July 16, 2006

I had a dream...

....that the United States attacked N Korea...and of course N Korea was going to seek its revenge.

I was just praying that they wouldnt come to my state. There was this sense of calm...kinda like the calm before a storm. I experienced a moment of slight fear and then major indecision. I didnt know if it would be better to remain in the United States or to go home to Nigeria and be with my mother. I was concerned for my mother. How much money could I take out and leave...or maybe I should stay...oh what to do what to do...

There were a group of people around me, friends I suppose but I dont seem to recall now who they were. We were looking outside this window. Felt like I was still in college in my dorm room. People were giving me advice that I dont recall.

In a war, would it serve me better to go home or stay in the States.
I could have sworn I saw Uncle Sege fooling around with a coconut or someting...perhaps it was a hollowed out cantaloupe...he was indecisive about something...or maybe that was fear reflected in his face...not exactly sure if I dreamt it really or imagined it

And then all of a sudden I was at a party with my family. A red carpet type party and who do I see walking the carpet but my mother. I was so happy. Everyone was in a celebratory mood. It was a surprise. I asked how she got to the States...she told me how after her lawyer had contacted the embassy, they invited her back in and apologised to her and I think they even fired the person who refused her visa previously for her unbecoming behavior.

I was so happy she was with me.

Woke up!...Sunday Morning! Everything's quiet
I dont like to dream because my dreams tend to come true...weird
I usually tell God that I dont want to dream any foolish dream...

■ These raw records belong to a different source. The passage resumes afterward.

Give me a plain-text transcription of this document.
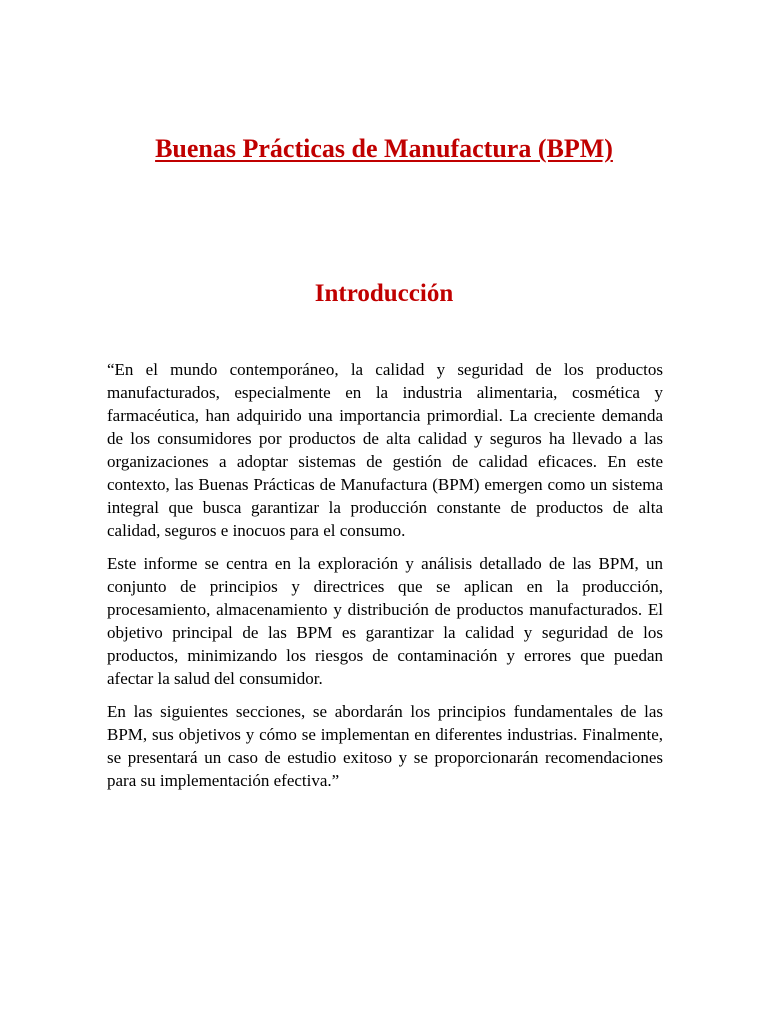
Buenas Prácticas de Manufactura (BPM)
Introducción

“En el mundo contemporáneo, la calidad y seguridad de los productos manufacturados, especialmente en la industria alimentaria, cosmética y farmacéutica, han adquirido una importancia primordial. La creciente demanda de los consumidores por productos de alta calidad y seguros ha llevado a las organizaciones a adoptar sistemas de gestión de calidad eficaces. En este contexto, las Buenas Prácticas de Manufactura (BPM) emergen como un sistema integral que busca garantizar la producción constante de productos de alta calidad, seguros e inocuos para el consumo.

Este informe se centra en la exploración y análisis detallado de las BPM, un conjunto de principios y directrices que se aplican en la producción, procesamiento, almacenamiento y distribución de productos manufacturados. El objetivo principal de las BPM es garantizar la calidad y seguridad de los productos, minimizando los riesgos de contaminación y errores que puedan afectar la salud del consumidor.

En las siguientes secciones, se abordarán los principios fundamentales de las BPM, sus objetivos y cómo se implementan en diferentes industrias. Finalmente, se presentará un caso de estudio exitoso y se proporcionarán recomendaciones para su implementación efectiva.”
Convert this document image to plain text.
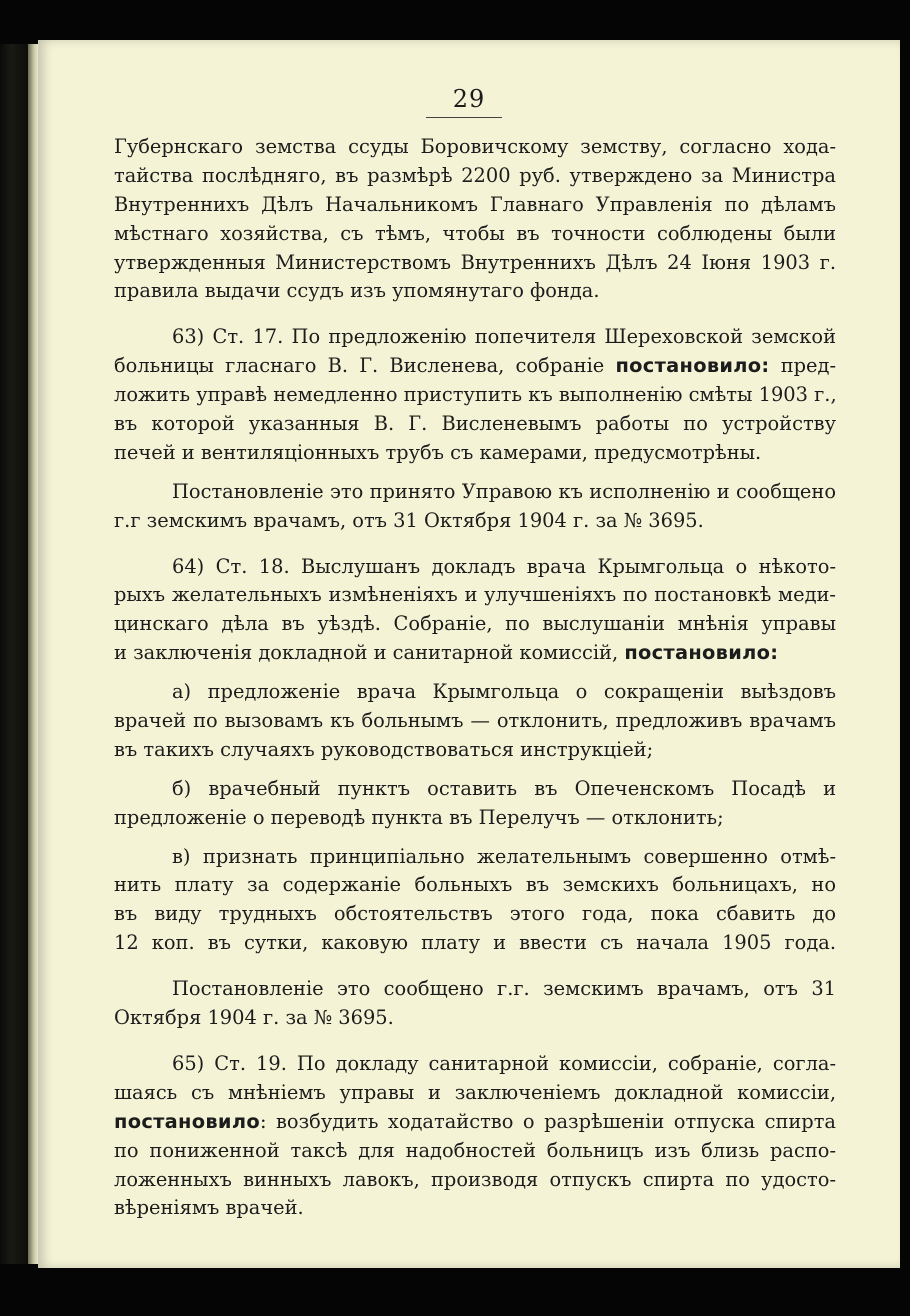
29
Губернскаго земства ссуды Боровичскому земству, согласно хода-
тайства послѣдняго, въ размѣрѣ 2200 руб. утверждено за Министра
Внутреннихъ Дѣлъ Начальникомъ Главнаго Управленія по дѣламъ
мѣстнаго хозяйства, съ тѣмъ, чтобы въ точности соблюдены были
утвержденныя Министерствомъ Внутреннихъ Дѣлъ 24 Іюня 1903 г.
правила выдачи ссудъ изъ упомянутаго фонда.
63) Ст. 17. По предложенію попечителя Шереховской земской
больницы гласнаго В. Г. Висленева, собраніе постановило: пред-
ложить управѣ немедленно приступить къ выполненію смѣты 1903 г.,
въ которой указанныя В. Г. Висленевымъ работы по устройству
печей и вентиляціонныхъ трубъ съ камерами, предусмотрѣны.
Постановленіе это принято Управою къ исполненію и сообщено
г.г земскимъ врачамъ, отъ 31 Октября 1904 г. за № 3695.
64) Ст. 18. Выслушанъ докладъ врача Крымгольца о нѣкото-
рыхъ желательныхъ измѣненіяхъ и улучшеніяхъ по постановкѣ меди-
цинскаго дѣла въ уѣздѣ. Собраніе, по выслушаніи мнѣнія управы
и заключенія докладной и санитарной комиссій, постановило:
а) предложеніе врача Крымгольца о сокращеніи выѣздовъ
врачей по вызовамъ къ больнымъ — отклонить, предложивъ врачамъ
въ такихъ случаяхъ руководствоваться инструкціей;
б) врачебный пунктъ оставить въ Опеченскомъ Посадѣ и
предложеніе о переводѣ пункта въ Перелучъ — отклонить;
в) признать принципіально желательнымъ совершенно отмѣ-
нить плату за содержаніе больныхъ въ земскихъ больницахъ, но
въ виду трудныхъ обстоятельствъ этого года, пока сбавить до
12 коп. въ сутки, каковую плату и ввести съ начала 1905 года.
Постановленіе это сообщено г.г. земскимъ врачамъ, отъ 31
Октября 1904 г. за № 3695.
65) Ст. 19. По докладу санитарной комиссіи, собраніе, согла-
шаясь съ мнѣніемъ управы и заключеніемъ докладной комиссіи,
постановило: возбудить ходатайство о разрѣшеніи отпуска спирта
по пониженной таксѣ для надобностей больницъ изъ близь распо-
ложенныхъ винныхъ лавокъ, производя отпускъ спирта по удосто-
вѣреніямъ врачей.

I woke up and prayed to God there would be no war because I just dont know if I could survive through one. Prayed that my mom and I would be indeed united

But I thought to myself: Interesting how it was only my mother that came to mind.

Maybe I shouldnt have had that glass of mountain dew last night. I read about an
American at the American University in Beirut who states she's fine but all the students are huddled together scared for their lives. The airport has been bombed so right now there's no immediate way home. She's was only to be there for the summer. What will happen to her now? Someone arrived there a day before this happened....someone was to leave...and they're stuck.
I think alot about N Korea and their missile tests...

World War III? Will I live to tell the story? I dont want there to be a story to be told...not in my life time or in my children's and their children's life time...

hmmm...
how many soldiers does it take to start a war?

just ONE

2 comments:

Onada said...

North Korea please oh! if there is a way. i'm packing my and heading on the first available flight back to nigeria!
we seriously need to pray for the world right now.

Africainement said...

Wow..dat was deep and som' I can relate to..fear wise...anywhoo like onada said ..hopefully we'll be all safe..!!